Previous studies showed that inhibiting lymphocyte costimulation reduces declining β-cell function in individuals newly diagnosed with type 1 diabetes. We tested whether abatacept would delay or prevent progression of type 1 diabetes from normal glucose tolerance (NGT) to abnormal glucose tolerance (AGT) or to diabetes and the effects of treatment on immune and metabolic responses.
We conducted a phase 2, randomized, placebo-controlled, double-masked trial of abatacept in antibody-positive participants with NGT who received monthly abatacept/placebo infusions for 12 months. The end point was AGT or diabetes, assessed by oral glucose tolerance tests.
A total of 101 participants received abatacept and 111 placebo. Of these, 81 (35 abatacept and 46 placebo) met the end point of AGT or type 1 diabetes diagnosis (hazard ratio 0.702; 95% CI 0.452, 1.09; P = 0.11) The C-peptide responses to oral glucose tolerance tests were higher in the abatacept arm (P < 0.03). Abatacept reduced the frequency of inducible T-cell costimulatory (ICOS)+ PD1+ T-follicular helper (Tfh) cells during treatment (P < 0.0001), increased naïve CD4+ T cells, and also reduced the frequency of CD4+ regulatory T cells (Tregs) from the baseline (P = 0.0067).

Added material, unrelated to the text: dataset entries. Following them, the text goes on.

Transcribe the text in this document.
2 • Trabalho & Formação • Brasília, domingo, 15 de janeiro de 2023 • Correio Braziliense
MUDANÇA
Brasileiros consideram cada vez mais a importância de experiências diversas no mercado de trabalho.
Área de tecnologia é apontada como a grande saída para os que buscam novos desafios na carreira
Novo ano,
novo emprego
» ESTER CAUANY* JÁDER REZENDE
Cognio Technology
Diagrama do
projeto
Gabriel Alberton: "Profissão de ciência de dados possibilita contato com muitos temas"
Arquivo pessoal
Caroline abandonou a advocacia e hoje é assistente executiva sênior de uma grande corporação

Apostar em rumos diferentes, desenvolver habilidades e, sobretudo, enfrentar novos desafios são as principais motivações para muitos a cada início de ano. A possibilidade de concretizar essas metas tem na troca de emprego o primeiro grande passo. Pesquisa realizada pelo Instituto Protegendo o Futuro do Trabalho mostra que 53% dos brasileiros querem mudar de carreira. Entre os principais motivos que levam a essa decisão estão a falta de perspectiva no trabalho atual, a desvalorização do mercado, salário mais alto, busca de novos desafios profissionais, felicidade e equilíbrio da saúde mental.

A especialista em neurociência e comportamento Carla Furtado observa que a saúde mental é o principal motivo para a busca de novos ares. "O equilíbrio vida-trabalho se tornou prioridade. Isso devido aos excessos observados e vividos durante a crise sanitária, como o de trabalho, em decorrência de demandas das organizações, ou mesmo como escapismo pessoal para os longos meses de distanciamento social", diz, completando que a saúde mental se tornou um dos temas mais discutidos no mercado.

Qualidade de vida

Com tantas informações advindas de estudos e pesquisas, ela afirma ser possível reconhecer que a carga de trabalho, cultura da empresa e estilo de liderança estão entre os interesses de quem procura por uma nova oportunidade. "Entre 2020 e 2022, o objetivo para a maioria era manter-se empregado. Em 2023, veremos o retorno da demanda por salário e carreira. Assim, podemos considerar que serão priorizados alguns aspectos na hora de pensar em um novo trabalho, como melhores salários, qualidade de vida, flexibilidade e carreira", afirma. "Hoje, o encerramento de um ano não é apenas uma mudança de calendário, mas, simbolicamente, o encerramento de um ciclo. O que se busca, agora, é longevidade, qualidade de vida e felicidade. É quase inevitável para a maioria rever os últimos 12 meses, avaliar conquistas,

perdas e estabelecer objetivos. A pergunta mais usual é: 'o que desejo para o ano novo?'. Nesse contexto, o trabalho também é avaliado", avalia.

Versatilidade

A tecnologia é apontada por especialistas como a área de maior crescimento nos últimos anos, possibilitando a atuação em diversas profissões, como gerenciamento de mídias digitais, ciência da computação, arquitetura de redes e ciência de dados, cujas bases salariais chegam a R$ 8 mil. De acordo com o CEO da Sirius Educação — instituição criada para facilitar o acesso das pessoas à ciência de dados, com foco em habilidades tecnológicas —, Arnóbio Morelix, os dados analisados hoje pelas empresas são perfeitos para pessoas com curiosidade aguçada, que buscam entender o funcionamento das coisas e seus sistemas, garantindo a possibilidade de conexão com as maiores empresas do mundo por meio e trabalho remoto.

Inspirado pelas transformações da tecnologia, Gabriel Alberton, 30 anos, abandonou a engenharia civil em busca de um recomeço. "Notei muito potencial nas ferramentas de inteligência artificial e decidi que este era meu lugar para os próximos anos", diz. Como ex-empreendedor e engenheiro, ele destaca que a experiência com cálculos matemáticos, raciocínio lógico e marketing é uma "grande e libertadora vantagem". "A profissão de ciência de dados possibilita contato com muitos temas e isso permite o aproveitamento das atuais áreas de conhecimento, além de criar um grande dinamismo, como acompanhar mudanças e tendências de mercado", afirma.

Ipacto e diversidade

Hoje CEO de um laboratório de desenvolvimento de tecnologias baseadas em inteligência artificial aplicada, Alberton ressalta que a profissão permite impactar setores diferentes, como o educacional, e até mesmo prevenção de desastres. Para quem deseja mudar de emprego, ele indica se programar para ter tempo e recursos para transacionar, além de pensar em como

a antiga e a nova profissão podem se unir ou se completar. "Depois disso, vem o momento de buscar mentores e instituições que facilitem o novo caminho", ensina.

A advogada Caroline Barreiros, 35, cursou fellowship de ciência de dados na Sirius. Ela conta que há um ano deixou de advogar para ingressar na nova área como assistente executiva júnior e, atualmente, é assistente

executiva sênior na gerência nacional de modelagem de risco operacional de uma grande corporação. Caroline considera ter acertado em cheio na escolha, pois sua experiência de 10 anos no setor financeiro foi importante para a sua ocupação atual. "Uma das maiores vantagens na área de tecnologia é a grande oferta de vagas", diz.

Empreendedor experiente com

Twelve months after treatment, the frequency of ICOS+ Tfh, naïve CD4+ T cells, and Tregs returned to baseline.
Although abatacept treatment for 1 year did not significantly delay progression to glucose intolerance in at-risk individuals, it impacted immune cell subsets and preserved insulin secretion, suggesting that costimulation blockade may modify progression of type 1 diabetes.